For a moment there was silence under the cedar trees and then—pad, pad, pad—it was broken. Two velvet-footed lions came bouncing into the open space, their eyes fixed upon each other, and started playing some solemn romp. Their manes looked as if they had been just dipped in the river whose noise I could hear close at hand, though the tree hid it. Not greatly liking my company, I moved away to find that river, and after passing some thick flowering bushes, I succeeded. The bushes came almost down to the brink. It was as smooth as the Thames but flowed swiftly like a mountain stream: pale green where trees overhung it but so clear that I could count the pebbles at the bottom. Close beside me I saw another of the Bright People in conversation with a ghost. It was that fat ghost with the cultured voice who had addressed me in the bus, and it seemed to be wearing gaiters.

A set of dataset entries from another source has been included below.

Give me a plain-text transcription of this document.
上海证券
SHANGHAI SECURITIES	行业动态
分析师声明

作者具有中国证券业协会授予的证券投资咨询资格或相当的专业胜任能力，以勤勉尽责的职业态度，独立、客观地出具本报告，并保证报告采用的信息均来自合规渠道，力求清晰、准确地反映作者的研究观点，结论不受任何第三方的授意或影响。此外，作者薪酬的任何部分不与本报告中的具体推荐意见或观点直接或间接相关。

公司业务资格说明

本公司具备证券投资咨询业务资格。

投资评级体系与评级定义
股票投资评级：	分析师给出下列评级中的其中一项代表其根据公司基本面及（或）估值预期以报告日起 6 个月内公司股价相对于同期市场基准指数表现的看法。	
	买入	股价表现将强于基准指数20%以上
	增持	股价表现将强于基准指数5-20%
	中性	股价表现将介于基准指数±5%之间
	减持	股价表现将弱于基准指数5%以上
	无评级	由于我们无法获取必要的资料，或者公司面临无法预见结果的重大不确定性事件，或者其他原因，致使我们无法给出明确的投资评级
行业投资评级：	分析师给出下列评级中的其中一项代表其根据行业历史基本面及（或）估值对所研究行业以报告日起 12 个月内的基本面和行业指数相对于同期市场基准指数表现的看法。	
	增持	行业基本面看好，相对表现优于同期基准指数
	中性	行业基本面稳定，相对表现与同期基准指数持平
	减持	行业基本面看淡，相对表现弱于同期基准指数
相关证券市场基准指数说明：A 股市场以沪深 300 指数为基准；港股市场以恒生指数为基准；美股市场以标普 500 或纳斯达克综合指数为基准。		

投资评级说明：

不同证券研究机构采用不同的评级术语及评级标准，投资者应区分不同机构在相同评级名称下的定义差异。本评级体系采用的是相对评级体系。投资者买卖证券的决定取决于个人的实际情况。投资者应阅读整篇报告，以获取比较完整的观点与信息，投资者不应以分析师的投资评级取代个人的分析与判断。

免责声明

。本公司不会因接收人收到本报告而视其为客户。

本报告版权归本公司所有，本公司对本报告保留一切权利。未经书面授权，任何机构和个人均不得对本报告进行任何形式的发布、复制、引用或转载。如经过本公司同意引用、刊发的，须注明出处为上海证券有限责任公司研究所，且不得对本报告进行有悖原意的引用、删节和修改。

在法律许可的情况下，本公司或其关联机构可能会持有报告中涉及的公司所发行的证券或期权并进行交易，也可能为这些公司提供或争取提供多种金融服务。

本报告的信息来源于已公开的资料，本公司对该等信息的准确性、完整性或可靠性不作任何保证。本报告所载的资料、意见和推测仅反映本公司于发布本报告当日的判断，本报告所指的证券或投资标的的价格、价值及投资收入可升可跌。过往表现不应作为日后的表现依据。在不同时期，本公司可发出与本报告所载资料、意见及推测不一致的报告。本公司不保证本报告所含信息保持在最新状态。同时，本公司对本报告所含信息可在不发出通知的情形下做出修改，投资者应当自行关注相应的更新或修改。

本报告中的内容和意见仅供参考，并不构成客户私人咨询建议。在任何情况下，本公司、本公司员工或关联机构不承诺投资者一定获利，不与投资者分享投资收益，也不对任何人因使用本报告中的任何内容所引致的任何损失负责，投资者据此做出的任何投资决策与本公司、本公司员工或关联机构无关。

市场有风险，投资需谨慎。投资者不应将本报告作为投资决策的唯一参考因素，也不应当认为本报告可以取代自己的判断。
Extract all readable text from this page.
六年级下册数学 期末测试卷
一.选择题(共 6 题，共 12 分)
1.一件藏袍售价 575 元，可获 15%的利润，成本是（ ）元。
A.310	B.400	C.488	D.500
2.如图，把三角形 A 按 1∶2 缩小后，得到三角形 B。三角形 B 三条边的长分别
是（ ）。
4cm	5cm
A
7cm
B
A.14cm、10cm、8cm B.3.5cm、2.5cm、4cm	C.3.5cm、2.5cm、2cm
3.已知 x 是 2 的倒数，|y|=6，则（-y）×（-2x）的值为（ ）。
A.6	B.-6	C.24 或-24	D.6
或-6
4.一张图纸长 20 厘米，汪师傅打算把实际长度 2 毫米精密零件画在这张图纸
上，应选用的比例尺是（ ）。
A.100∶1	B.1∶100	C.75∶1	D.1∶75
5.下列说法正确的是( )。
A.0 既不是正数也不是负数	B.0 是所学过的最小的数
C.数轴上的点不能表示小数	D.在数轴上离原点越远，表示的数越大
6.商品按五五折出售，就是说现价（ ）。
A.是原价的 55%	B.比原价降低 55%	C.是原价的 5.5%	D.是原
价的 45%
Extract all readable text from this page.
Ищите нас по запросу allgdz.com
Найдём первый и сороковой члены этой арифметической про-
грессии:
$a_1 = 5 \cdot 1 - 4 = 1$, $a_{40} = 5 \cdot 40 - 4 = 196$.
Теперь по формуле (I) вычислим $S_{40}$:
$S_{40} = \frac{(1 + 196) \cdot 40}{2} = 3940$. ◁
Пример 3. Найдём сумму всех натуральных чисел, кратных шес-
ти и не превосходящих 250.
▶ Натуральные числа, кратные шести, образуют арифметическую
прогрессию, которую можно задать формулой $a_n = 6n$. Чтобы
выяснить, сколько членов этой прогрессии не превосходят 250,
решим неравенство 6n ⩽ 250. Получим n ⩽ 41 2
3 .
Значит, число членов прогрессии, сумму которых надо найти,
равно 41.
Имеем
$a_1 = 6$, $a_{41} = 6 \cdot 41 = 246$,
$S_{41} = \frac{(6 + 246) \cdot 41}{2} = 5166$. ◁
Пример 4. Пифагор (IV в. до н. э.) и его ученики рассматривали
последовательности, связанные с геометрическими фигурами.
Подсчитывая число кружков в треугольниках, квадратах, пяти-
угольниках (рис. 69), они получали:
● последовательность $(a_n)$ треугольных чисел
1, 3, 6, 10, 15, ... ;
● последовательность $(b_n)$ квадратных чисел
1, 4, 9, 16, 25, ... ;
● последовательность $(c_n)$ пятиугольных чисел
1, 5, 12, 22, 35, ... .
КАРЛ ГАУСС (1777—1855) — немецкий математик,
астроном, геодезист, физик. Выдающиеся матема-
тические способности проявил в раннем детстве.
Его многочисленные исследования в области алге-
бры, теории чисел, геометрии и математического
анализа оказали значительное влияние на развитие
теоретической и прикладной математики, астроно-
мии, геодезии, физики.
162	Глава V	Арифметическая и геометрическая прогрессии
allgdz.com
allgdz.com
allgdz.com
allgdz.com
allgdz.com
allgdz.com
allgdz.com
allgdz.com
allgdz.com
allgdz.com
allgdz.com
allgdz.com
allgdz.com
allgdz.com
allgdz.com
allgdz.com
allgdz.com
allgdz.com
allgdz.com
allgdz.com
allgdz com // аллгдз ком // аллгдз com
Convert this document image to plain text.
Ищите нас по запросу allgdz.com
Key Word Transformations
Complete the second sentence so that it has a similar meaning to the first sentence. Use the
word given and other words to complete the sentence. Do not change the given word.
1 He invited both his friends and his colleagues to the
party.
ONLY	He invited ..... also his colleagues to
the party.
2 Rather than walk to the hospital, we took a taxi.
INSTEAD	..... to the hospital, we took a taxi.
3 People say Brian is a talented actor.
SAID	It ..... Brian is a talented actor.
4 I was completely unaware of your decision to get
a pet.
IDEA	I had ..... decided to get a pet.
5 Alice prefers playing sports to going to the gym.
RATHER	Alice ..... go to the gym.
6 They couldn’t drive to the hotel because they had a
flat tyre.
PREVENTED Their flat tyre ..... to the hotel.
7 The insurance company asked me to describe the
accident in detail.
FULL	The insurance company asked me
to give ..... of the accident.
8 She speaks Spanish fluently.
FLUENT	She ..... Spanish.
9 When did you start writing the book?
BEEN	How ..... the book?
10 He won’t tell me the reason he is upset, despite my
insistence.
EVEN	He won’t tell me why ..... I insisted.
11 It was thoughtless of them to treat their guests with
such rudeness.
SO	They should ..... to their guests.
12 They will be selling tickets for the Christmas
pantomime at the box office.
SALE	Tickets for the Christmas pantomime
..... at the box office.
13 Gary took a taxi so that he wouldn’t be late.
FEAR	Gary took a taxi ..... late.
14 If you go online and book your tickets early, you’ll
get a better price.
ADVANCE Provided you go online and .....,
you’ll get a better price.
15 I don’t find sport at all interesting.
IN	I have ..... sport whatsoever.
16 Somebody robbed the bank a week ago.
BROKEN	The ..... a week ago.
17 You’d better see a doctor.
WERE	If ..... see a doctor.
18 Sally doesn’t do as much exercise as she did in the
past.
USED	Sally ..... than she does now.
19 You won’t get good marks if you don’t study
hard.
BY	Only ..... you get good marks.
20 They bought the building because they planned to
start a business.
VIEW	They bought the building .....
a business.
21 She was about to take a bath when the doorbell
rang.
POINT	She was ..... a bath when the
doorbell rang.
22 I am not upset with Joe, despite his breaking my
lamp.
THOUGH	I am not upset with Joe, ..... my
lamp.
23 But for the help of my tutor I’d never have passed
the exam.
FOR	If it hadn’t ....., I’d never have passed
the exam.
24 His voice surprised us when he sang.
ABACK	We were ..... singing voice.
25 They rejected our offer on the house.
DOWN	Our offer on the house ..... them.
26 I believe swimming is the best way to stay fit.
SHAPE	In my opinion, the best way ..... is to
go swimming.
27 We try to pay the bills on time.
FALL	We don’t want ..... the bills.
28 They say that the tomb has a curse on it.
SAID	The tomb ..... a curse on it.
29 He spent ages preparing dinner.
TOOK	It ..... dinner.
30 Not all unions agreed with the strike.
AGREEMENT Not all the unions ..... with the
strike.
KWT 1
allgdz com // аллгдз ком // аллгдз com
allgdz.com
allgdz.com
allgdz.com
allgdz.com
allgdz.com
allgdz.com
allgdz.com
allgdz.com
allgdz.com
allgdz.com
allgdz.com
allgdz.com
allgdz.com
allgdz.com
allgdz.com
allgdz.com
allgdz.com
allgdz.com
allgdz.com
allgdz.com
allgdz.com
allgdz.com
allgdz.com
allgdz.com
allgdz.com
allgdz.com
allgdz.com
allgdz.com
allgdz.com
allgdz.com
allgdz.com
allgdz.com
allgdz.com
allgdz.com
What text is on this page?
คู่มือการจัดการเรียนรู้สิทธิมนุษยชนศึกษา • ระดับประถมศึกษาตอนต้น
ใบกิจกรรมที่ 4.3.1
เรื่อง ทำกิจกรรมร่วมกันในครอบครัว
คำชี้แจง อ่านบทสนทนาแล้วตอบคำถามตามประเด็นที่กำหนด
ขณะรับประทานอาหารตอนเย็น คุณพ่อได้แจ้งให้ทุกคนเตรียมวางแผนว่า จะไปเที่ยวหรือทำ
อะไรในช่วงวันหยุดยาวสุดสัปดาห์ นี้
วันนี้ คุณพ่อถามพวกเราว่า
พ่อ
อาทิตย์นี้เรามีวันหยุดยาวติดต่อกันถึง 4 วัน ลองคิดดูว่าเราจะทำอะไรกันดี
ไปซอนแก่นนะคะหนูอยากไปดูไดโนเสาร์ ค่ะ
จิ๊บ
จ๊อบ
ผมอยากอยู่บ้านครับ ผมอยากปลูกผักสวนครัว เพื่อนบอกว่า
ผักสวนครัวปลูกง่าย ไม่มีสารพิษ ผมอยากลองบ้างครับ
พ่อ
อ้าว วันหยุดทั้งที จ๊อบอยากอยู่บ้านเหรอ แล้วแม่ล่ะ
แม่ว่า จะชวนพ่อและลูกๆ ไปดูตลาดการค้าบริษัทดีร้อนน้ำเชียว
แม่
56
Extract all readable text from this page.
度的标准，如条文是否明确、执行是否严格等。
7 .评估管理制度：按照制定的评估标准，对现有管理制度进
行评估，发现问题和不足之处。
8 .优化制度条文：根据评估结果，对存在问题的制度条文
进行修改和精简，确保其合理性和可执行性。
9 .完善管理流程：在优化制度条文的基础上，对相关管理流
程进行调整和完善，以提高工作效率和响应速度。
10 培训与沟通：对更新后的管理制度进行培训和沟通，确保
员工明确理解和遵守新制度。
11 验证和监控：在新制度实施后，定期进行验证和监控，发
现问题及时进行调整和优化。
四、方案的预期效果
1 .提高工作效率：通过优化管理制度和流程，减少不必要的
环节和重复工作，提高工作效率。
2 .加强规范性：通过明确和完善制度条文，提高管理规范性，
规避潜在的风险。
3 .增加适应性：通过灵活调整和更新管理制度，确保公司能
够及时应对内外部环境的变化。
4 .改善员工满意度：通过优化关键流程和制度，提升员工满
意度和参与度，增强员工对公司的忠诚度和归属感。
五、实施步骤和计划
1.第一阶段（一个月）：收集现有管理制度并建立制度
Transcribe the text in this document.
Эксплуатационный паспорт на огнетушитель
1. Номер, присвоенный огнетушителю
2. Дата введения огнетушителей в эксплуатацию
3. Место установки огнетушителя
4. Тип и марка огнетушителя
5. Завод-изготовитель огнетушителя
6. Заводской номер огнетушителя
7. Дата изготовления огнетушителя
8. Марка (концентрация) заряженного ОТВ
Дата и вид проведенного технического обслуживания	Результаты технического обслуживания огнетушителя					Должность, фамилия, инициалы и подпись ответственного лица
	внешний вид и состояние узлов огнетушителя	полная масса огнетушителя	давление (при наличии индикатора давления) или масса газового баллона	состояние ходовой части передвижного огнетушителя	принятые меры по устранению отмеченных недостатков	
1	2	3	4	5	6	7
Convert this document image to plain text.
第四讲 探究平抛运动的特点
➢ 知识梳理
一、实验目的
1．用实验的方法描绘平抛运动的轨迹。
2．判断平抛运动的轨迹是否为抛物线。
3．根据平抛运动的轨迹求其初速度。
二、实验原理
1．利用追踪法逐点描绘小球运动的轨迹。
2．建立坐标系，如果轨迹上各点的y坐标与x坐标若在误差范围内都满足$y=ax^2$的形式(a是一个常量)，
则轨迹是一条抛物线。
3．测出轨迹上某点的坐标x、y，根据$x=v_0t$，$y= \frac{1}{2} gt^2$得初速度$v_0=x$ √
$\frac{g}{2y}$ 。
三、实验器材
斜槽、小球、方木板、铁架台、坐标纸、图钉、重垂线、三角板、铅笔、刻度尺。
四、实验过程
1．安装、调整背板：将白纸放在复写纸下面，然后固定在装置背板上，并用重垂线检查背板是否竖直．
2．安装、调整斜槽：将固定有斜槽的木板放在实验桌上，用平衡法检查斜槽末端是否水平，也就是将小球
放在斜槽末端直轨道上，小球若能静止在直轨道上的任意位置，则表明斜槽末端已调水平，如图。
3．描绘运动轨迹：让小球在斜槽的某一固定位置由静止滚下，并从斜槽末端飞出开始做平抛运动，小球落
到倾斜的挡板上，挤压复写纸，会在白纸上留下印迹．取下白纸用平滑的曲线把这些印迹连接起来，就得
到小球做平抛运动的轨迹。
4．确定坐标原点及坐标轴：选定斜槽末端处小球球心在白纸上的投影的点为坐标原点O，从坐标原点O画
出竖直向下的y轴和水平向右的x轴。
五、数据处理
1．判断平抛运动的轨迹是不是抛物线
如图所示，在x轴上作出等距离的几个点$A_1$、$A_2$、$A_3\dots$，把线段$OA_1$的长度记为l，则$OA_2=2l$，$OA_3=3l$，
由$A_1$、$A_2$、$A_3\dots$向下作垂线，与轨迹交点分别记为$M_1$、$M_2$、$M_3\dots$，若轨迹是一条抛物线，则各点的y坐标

‘My dear boy, I’m delighted to see you,’ it was saying to the Spirit, who was naked and almost blindingly white. ‘I was talking to your poor father the other day and wondering where you were.’

‘You didn’t bring him?’ said the other.

‘Well, no. He lives a long way from the bus, and, to be quite frank, he’s been getting a little eccentric lately. A little difficult. Losing his grip. He never was prepared to make any great efforts, you know. If you remember, he used to go to sleep when you and I got talking seriously! Ah, Dick, I shall never forget some of our talks. I expect you’ve changed your views a bit since then. You became rather narrow-minded towards the end of your life: but no doubt you’ve broadened out again.’

‘How do you mean?’

‘Well, it’s obvious by now, isn’t it, that you weren’t quite right. Why, my dear boy, you were coming to believe in a literal Heaven and Hell!’

‘But wasn’t I right?’

‘Oh, in a spiritual sense, to be sure. I still believe in them in that way. I am still, my dear boy, looking for the Kingdom. But nothing superstitious or mythological…’

‘Excuse me. Where do you imagine you’ve been?’

‘Ah, I see. You mean that the grey town with its continual hope of morning (we must all live by hope, must we not?), with its field for indefinite progress, is, in a sense, Heaven, if only we have eyes to see it? That is a beautiful idea.’